For a personal AI-memory product, quantization is what keeps inference affordable: a smaller, quantized model serves more requests per GPU, and KV-cache quantization stretches how much retrieved context fits in a single call. The model's knowledge of a user's notes still lives in retrieval, not in the weights, so quantization trims serving cost without touching what the system remembers.

  • QLoRA fine-tunes a 4-bit quantized base with higher-precision LoRA adapters.
  • KV-cache quantization compresses stored keys and values to fit longer contexts.
  • Weight and KV-cache quantization are complementary memory levers.
  • Quantization lowers serving cost without changing what a retrieval system remembers.

Key takeaways

  • Quantization lowers weight and activation precision (FP16 to INT8 or INT4) to cut memory and speed up inference, while keeping most of the model's quality.
  • Weight memory is approximately params times bits over 8, so a 7B model needs ~14 GB at FP16, ~7 GB at INT8, and ~3.5 GB at INT4, which is what puts big models on laptops.
  • Integer quantization uses an affine map x_q = round(x / s) + z with a per-group scale s and zero-point z, applied in small blocks to keep accuracy.
  • PTQ quantizes a finished model quickly with calibration data; QAT simulates rounding during training for better very-low-bit accuracy at higher cost.
  • FP16 to INT8 is nearly lossless and INT4 stays close with GPTQ or AWQ, but quality usually degrades below 4 bits.
  • GPTQ, AWQ, bitsandbytes NF4 (QLoRA), and GGUF k-quants are the common methods; the right one depends on your runtime and hardware.

Frequently asked questions

Quantization is reducing the numerical precision used to store a model's weights and activations, for example converting 16-bit floats to 8-bit or 4-bit integers.
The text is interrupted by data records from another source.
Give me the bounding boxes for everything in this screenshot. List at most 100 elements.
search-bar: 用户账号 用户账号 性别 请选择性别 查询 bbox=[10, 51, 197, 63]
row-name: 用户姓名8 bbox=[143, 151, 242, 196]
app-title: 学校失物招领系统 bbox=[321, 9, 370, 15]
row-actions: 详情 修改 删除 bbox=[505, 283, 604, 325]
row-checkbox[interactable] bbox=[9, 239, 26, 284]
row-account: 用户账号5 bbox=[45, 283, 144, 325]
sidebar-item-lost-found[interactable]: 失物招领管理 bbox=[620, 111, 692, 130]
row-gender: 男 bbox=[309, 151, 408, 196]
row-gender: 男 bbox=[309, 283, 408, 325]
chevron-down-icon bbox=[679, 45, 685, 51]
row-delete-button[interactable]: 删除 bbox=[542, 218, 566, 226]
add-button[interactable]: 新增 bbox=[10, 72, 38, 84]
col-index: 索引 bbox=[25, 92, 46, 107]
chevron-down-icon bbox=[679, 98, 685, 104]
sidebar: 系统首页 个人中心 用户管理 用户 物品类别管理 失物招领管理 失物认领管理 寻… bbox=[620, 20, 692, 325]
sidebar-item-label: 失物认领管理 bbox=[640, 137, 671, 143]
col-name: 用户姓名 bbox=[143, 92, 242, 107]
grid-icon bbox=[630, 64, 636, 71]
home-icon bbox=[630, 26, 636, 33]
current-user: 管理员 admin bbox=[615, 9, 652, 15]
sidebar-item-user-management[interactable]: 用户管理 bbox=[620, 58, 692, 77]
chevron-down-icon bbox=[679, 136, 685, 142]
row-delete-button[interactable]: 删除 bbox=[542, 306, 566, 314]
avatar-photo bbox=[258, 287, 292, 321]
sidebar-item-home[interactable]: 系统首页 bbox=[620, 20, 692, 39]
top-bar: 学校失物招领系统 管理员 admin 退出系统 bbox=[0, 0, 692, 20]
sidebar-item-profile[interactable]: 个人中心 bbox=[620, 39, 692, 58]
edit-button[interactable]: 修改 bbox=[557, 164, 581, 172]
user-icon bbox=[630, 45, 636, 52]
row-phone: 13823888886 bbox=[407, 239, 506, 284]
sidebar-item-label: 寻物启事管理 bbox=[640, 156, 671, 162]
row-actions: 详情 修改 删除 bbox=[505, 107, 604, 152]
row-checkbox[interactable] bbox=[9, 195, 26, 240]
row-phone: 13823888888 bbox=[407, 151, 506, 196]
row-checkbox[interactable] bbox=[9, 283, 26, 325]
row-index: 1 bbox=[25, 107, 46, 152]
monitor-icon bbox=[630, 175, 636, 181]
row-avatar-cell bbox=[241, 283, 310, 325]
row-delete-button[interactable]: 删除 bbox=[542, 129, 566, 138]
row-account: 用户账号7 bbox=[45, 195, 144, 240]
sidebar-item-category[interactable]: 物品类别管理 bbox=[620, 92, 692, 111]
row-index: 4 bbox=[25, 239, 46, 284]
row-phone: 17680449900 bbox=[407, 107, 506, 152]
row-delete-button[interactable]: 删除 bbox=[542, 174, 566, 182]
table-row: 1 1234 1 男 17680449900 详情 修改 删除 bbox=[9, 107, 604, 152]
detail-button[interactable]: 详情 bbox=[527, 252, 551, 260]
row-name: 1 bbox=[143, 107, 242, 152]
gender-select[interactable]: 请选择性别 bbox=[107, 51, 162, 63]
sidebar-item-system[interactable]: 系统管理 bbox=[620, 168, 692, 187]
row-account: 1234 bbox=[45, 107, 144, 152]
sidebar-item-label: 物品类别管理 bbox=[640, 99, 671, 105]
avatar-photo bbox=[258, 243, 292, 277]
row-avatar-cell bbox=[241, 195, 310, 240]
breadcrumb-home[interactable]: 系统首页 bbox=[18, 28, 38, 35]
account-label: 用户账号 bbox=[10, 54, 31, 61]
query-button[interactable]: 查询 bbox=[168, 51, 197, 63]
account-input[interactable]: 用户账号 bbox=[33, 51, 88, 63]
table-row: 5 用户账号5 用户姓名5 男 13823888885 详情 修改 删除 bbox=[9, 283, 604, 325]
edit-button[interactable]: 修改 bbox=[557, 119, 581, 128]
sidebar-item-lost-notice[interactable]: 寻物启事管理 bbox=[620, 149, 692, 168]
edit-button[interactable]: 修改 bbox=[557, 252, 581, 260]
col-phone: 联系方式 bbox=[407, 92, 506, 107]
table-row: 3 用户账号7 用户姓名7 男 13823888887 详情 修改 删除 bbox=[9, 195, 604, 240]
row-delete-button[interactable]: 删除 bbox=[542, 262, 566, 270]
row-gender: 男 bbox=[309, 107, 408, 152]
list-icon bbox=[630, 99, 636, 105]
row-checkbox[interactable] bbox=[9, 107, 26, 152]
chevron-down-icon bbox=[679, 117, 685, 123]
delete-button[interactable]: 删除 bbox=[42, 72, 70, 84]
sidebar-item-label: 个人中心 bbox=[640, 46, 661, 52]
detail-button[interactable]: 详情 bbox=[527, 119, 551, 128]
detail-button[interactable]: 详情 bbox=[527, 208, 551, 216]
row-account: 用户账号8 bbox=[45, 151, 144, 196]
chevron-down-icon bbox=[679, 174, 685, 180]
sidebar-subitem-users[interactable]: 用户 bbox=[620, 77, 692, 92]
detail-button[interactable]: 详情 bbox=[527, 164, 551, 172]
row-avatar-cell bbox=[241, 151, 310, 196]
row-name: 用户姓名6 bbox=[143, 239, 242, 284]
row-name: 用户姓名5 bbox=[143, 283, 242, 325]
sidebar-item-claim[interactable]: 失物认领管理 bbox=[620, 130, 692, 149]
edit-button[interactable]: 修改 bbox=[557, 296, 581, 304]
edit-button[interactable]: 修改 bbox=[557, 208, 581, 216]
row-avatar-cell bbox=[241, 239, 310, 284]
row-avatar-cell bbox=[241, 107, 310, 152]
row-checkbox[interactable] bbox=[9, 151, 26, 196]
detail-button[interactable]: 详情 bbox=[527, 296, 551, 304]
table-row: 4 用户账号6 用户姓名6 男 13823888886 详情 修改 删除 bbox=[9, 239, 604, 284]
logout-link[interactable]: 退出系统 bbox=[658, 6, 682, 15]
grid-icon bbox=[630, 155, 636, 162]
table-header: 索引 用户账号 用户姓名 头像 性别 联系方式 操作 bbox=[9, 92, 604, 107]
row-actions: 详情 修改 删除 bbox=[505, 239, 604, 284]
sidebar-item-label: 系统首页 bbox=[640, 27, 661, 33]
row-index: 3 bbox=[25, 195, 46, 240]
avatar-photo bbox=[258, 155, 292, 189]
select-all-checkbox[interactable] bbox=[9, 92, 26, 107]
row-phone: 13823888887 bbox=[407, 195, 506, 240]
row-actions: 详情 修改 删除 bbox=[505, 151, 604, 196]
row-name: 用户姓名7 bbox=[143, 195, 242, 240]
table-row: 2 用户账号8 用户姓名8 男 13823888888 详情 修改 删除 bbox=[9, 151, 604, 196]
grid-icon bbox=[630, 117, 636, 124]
This makes the model much smaller in memory and often faster at inference. It works because trained neural networks tolerate small per-weight rounding errors without losing much accuracy.
Weight memory is roughly the parameter count times bits per weight divided by eight. A 7B model needs about 14 GB at FP16, about 7 GB at INT8, and about 3.5 GB at INT4. That INT4 figure is small enough to run on a mid-range laptop or consumer GPU, which is the main reason people quantize.
Post-training quantization (PTQ) takes an already-trained model and quantizes it directly, usually with a small calibration set, so it is fast and needs no retraining. Quantization-aware training (QAT) simulates the rounding during training so the model learns weights that survive quantization. QAT generally recovers more accuracy at very low bit-widths but requires a full training run.
It can, but the loss is small with good methods. Going from FP16 to INT8 is usually almost lossless, and modern 4-bit methods like GPTQ and AWQ keep quality close to the original on most tasks. Quality typically drops more noticeably below 4 bits, such as 3-bit or 2-bit, especially on reasoning-heavy tasks.
GPTQ and AWQ are weight-only post-training quantization methods for fast 4-bit GPU inference; AWQ protects the most important weight channels using activation statistics. GGUF is the file format used by llama.cpp, with k-quant schemes like Q4_K_M that run efficiently on CPUs and Apple Silicon. They target different runtimes, so the choice depends on your hardware.
QLoRA fine-tunes a large model by loading its frozen base in 4-bit precision and training small LoRA adapters on top in higher precision. The quantization of the base is what cuts memory enough to fine-tune a 65B model on a single 48GB GPU. So quantization is the foundation that makes QLoRA's single-GPU fine-tuning possible.